Princeton University Library Catalog

Horsing Around: Quantifying the Resilience of the Social Networks of Equus caballus

Author/​Artist:
Zhao, Jennifer [Browse]
Format:
Senior thesis
Language:
English
Advisor(s):
Rubenstein, Daniel [Browse]
Department:
Princeton University. Department of Ecology and Evolutionary Biology [Browse]
Class year:
2016
Description:
71 pages
Summary note:
My thesis investigates the effects of perturbations, specifically the removal and reintroduction of individuals, on the resilience of the social networks of domestic horses. Resilience, the capacity to respond to new pressures, is important in understanding the mechanisms behind how animal societies respond to the challenge of changes in environment, interspecies contact, and human interaction. I conducted six perturbation experiments. In each experiment I collected baseline data for two days, removed an individual, collected removal data for three days, reintroduced the same individual, and collected reintroduction data for two days. I determined how domestic horses responded to the removal and reintroduction of individuals varying in prosocial and aggressive tendencies. In this study, I used social network analysis to visualize interaction patterns with proximity and aggression networks, and the consequent resilience of the social structure of horses. I apply a novel application of GPS trackers to facilitate data collection on proximity networks.

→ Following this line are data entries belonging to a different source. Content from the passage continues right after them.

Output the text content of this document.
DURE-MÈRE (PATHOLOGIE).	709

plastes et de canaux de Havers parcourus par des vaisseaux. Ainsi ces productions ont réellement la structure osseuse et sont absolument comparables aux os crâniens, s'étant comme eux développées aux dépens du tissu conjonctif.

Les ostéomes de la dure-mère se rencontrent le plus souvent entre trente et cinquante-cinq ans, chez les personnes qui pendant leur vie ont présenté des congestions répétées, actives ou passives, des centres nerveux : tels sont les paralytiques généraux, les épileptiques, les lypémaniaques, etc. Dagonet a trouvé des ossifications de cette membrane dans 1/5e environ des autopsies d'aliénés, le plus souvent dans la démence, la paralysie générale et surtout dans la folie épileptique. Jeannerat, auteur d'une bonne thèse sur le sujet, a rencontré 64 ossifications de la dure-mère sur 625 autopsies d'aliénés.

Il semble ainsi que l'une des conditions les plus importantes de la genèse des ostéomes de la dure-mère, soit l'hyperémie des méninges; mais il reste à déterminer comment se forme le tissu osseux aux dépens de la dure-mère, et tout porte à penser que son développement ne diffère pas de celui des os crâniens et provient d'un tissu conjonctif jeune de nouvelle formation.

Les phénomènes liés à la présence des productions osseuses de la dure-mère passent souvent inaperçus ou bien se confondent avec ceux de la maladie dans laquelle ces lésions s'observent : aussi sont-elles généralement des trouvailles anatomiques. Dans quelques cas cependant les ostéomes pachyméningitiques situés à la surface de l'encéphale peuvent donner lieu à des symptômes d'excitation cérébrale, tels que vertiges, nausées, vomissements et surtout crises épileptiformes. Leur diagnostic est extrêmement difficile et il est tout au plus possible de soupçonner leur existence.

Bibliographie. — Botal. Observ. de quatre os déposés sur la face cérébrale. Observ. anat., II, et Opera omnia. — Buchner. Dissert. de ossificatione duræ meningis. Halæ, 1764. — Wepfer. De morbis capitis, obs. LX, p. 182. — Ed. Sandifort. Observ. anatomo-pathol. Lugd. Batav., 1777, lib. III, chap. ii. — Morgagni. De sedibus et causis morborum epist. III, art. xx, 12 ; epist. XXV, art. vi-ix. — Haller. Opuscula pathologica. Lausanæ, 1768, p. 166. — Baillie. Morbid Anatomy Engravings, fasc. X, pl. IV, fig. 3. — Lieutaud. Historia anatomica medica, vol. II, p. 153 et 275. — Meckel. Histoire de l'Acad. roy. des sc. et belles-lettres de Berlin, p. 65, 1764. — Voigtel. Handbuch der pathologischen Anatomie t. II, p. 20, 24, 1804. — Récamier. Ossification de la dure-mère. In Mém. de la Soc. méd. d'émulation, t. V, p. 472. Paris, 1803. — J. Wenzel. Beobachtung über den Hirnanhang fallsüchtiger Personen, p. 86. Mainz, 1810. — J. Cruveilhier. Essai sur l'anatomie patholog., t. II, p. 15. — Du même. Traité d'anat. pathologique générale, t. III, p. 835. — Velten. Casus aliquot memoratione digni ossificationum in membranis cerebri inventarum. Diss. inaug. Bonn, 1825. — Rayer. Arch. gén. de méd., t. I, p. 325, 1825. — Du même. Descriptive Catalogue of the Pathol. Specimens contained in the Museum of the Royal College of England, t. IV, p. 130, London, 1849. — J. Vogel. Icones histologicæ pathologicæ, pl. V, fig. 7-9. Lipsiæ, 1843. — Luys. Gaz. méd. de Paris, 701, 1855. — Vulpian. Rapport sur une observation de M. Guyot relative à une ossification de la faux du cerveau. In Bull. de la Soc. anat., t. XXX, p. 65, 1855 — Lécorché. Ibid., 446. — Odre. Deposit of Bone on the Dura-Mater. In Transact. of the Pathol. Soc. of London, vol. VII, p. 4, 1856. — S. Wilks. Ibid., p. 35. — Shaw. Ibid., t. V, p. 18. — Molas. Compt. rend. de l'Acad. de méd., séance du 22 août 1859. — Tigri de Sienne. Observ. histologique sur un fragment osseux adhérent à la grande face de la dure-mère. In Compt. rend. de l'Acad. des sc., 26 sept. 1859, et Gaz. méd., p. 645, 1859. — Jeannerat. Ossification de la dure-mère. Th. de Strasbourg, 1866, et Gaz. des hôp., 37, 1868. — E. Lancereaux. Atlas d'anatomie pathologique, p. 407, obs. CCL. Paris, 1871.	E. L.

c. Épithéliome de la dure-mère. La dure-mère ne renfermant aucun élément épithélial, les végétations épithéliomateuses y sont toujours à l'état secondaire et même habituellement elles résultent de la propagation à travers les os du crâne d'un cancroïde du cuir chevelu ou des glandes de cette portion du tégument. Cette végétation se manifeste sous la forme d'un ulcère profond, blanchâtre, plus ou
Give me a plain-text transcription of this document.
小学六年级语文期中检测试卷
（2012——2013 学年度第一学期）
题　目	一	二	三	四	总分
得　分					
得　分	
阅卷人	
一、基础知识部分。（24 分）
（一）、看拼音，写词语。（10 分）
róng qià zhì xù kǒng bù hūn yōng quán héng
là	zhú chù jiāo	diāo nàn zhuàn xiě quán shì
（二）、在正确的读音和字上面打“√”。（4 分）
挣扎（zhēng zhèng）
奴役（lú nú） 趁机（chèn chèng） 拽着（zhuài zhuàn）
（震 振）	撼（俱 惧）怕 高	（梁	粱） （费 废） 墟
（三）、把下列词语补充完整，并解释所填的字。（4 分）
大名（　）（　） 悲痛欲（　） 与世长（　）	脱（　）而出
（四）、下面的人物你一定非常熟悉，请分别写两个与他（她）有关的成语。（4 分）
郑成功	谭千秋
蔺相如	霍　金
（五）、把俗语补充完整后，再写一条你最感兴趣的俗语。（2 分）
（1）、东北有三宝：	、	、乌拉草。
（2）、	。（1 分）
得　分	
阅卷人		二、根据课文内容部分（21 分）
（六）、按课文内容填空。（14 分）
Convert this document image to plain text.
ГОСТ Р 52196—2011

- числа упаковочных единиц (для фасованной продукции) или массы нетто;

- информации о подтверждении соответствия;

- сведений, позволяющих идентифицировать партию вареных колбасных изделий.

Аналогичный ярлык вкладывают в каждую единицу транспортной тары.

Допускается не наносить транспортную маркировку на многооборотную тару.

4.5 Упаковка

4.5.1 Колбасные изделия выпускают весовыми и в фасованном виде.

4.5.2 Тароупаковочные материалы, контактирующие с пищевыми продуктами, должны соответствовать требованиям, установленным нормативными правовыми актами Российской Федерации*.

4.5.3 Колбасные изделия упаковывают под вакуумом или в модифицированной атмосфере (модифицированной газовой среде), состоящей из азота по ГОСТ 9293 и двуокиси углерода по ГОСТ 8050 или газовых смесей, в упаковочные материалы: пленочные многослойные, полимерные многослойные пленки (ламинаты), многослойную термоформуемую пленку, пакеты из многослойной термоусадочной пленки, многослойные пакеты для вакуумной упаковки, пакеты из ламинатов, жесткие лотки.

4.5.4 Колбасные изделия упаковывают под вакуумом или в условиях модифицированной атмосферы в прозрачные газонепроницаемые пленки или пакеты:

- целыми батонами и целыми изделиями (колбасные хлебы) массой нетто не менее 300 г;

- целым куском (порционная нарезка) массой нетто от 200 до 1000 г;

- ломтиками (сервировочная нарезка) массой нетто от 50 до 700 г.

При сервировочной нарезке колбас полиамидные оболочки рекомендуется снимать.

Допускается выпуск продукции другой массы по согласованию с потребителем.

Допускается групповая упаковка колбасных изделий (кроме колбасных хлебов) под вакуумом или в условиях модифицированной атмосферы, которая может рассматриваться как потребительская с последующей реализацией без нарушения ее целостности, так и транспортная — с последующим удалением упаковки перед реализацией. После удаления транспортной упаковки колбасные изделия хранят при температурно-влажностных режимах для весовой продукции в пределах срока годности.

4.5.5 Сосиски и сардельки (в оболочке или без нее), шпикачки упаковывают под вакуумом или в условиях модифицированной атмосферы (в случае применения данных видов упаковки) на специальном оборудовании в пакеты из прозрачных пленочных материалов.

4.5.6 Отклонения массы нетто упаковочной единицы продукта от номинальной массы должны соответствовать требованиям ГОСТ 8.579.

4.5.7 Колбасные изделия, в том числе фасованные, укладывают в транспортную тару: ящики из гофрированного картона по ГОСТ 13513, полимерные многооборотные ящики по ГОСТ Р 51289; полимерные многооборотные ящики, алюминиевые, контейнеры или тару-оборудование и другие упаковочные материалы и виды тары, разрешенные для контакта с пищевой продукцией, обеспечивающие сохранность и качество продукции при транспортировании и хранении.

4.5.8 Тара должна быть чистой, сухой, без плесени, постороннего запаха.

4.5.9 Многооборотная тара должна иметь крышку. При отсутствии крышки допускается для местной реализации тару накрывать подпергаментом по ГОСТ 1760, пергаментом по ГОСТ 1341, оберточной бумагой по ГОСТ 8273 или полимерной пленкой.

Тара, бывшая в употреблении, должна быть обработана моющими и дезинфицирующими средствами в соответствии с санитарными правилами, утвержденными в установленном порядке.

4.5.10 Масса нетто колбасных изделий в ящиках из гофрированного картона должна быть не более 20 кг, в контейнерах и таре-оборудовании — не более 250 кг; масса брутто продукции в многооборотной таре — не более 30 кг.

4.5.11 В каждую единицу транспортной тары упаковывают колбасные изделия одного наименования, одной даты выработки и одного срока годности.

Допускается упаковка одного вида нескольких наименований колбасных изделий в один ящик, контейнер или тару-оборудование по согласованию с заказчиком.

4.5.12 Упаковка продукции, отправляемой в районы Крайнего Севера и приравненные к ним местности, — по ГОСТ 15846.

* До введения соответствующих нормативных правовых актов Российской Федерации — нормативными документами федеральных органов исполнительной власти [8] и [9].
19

I determined that when removing individuals of higher centrality, the association network patterns change significantly. Likewise, the removal of a highly ranked individual has a greater effect on the aggression network. Dominant horses show more of an increase in outward aggression than expected, perhaps to fight for their original rank upon reintroduction. These findings show that removal of low centrality and low ranking horses will impact the resilience of the network less. The implications of my research span many scales of interest. On the local scale, herd managers should avoid removing horses of high centrality or high rank. On a larger scale, a better understanding of the resilience of horse networks allows for extension to modeling disease spread in these networks. Finally, conservation researchers should carefully teach individuals bred in captivity the proper reactions to aggression before reintroducing them, to minimize the effect on the resilience of the wild population.